Tectonic oscillations like those proposed by Fischer & Arthur (1) impacted the quantity (primary productivity) and quality (stoichiometry) of phytoplankton at the base of marine food pyramids and their fueling of the diversification of the marine biosphere. Based on the theory of ecological stoichiometry (2), we hypothesize that increasing nutrient runoff to the oceans through the Phanerozoic resulted from orogeny and the emplacement of Large Igneous Provinces (LIPs) coupled to the evolution of deep-rooting forests and the appearance of more easily decomposable angiosperm organic matter that enhanced weathering.

Marine generic diversity is paralleled by strontium isotope ratios, phosphorus and selenium data (3) indicating continental weathering, and δ13C indicating primary productivity (4). The relatively subdued marine biodiversity of the Paleozoic corresponds to a time of relatively low phosphorus availability and poor food quality of green phytoplankton lineages dominated by acritarchs, whereas diversification of the Modern Fauna through the Meso-Cenozoic occurred during the diversification of phosphorus-rich phytoplankton: coccolithophorids, dinoflagellates, and diatoms.

We assess our suppositions against recently-published biogeochemical models for geologic time scales (5). Major peaks of marine diversity often occur near rising or peak fluxes of silica, phosphorus and dissolved reactive oceanic phosphorus; either major or minor 87Sr/86Sr peaks; and frequently in the vicinity of major (e.g., the Circum-Atlantic Magmatic Province) and minor volcanic events, some of which are associated with Oceanic Anoxic Events.

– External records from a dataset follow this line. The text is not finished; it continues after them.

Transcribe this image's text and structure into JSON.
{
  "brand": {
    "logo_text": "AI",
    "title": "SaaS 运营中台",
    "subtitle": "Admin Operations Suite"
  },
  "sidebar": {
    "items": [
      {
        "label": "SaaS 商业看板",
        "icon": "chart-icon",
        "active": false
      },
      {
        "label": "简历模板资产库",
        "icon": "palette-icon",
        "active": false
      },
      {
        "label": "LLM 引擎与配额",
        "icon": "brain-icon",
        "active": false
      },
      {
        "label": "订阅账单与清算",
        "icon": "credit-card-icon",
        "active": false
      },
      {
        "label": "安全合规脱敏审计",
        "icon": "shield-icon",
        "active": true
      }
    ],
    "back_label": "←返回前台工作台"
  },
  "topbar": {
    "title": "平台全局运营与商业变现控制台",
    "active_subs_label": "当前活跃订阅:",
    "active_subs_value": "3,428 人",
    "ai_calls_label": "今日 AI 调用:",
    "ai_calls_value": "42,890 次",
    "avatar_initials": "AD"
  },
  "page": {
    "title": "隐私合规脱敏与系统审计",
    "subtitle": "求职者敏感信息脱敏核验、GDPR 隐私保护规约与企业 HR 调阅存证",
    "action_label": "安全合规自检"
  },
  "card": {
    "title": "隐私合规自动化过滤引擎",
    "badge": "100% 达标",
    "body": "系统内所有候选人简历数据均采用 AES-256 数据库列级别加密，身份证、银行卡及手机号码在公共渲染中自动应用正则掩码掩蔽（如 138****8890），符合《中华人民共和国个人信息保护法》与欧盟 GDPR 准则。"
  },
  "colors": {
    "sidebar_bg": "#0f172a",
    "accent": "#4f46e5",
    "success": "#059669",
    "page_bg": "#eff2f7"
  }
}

References: (1) Fischer, A.G. & Arthur, M.A. 1977. Secular variations in the pelagic realm. In Cook, H.E. & Enos, P. (eds.): Deep-Water Carbonate Environments, 19. SEPM (Society for Sedimentary Geology) Spec. Publ. 25.; (2) Sterner, R.W. & Elser, J.J. 2002. Ecological Stoichiometry. Princeton U. Press, Princeton, 439 p.; (3) Large, R.R. et al. 2015. Gond. Res. 28: 1282; (4) Martin, R. E., & Servais, T. 2019. Did phytoplankton evolution fuel the diversification of the marine biosphere? Lethaia. DOI:10.1111/let.12343; (5) Arvidson, R.S. et al. 2013. Geologic history of seawater: A MAGic approach to carbon chemistry and ocean ventilation. Chem. Geol. 362: 287.